Man unterscheidet eine familiäre Form, bei der mindestens einer Ihrer Verwandten ebenfalls betroffen ist, und eine sporadische Form ohne familiären Zusammenhang. Die Erkrankung wird meist autosomal-dominant vererbt und ist mit bestimmten Genmutationen assoziiert.
Die Lähmungen bilden sich in der Regel nach einigen Stunden oder Tagen wieder zurück. Schwere Anfälle können bei Ihnen jedoch auch zu Verwirrtheit, Fieber, epileptischen Anfällen oder sogar zu Bewusstseinsstörungen führen.
9. Retinale Migräne – Der blinde Fleck
Bei der ebenfalls seltenen retinalen Migräne kommt es zu vorübergehenden Sehstörungen oder sogar einem kompletten Sehverlust auf einem Auge. Diese Symptome halten meist nur wenige Minuten an und gehen in der Regel mit Kopfschmerzen einher.

Ursache ist vermutlich eine vorübergehende Durchblutungsstörung der Netzhaut.

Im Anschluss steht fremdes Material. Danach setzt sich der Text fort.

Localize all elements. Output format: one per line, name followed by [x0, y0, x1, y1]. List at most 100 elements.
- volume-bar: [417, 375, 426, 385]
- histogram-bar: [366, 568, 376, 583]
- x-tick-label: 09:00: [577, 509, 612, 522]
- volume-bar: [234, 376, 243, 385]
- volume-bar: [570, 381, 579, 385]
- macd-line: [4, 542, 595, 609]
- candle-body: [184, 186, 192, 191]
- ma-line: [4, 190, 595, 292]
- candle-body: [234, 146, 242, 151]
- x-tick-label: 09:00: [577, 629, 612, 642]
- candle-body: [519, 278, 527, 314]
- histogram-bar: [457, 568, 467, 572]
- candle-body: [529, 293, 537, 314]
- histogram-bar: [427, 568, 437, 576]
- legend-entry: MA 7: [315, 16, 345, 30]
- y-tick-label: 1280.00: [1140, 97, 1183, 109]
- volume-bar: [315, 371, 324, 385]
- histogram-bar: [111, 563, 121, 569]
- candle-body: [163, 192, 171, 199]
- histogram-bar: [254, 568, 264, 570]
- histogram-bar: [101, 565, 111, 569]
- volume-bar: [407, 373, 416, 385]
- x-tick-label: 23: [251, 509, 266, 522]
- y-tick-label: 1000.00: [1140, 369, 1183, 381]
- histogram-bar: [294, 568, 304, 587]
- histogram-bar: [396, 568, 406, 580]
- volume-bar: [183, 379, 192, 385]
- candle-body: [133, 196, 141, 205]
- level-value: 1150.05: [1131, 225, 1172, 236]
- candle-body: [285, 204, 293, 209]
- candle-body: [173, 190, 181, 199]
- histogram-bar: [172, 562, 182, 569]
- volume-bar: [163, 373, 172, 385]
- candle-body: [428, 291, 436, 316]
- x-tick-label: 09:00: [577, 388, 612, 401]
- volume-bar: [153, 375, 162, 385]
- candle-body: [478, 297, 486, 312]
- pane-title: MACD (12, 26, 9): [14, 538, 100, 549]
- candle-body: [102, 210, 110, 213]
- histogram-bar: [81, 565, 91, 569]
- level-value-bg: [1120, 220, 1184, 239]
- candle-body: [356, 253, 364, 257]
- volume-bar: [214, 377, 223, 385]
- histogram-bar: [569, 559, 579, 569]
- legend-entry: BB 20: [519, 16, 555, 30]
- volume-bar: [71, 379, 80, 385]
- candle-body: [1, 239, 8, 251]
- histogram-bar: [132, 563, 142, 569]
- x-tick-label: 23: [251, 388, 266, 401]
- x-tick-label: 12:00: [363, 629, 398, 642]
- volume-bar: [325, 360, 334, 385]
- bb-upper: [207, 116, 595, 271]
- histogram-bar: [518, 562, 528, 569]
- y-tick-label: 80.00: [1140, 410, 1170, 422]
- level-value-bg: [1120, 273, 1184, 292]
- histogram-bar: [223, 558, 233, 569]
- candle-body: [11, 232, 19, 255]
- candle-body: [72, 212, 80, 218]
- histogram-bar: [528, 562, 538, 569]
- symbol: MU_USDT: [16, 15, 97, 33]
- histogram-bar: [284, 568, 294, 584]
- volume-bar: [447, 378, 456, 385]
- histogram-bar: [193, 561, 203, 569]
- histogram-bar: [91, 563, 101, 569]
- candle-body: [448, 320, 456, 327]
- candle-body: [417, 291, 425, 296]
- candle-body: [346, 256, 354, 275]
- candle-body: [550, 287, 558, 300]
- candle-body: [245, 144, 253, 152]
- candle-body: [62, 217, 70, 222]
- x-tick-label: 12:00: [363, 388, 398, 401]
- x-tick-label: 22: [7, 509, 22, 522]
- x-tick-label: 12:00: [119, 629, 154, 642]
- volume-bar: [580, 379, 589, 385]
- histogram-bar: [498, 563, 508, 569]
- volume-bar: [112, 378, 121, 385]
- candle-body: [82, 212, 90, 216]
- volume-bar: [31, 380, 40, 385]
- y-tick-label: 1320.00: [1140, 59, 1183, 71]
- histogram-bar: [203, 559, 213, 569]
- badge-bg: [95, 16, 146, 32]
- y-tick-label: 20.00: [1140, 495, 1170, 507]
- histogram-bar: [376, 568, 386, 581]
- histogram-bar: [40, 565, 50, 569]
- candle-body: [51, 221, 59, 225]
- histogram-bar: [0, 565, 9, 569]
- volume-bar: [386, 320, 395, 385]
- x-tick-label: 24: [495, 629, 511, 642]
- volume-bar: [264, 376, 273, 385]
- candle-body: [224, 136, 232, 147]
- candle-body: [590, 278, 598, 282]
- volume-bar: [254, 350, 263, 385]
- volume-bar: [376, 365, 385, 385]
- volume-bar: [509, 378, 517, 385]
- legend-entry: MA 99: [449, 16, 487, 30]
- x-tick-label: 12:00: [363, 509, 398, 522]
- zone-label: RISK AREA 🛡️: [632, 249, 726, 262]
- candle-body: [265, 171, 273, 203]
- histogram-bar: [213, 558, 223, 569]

Auch genetische Faktoren, hormonelle Veränderungen oder Gefässverengungen spielen eine Rolle.
Sollten Ihre Beschwerden länger als eine Stunde andauern oder zum ersten Mal auftreten, ist es wichtig, umgehend einen Augenarzt aufzusuchen. Dieser kann andere ernste Ursachen wie eine Netzhautablösung ausschliessen.
Schmerz lass nach: Wie wird Migräne behandelt?
Migräne wird je nach Typ und Schweregrad unterschiedlich behandelt. Bei leichten bis mittelschweren Attacken kommen meist klassische Schmerzmittel (Ibuprofen, Paracetamol oder Acetylsalicylsäure) zum Einsatz.
Für stärkere Migräneanfälle, egal ob mit oder ohne Aura, werden sogenannte Triptane empfohlen. Sie beeinflussen gezielt die Migränemechanismen und sind besonders wirksam.

Bei chronischer Migräne oder häufigen Attacken ist eine vorbeugende Therapie sinnvoll, etwa mit Betablockern, Topiramat oder monoklonalen Antikörpern gegen CGRP. Diese Prophylaxe zielt darauf ab, die Anzahl und Schwere der Migräneanfälle langfristig zu reduzieren.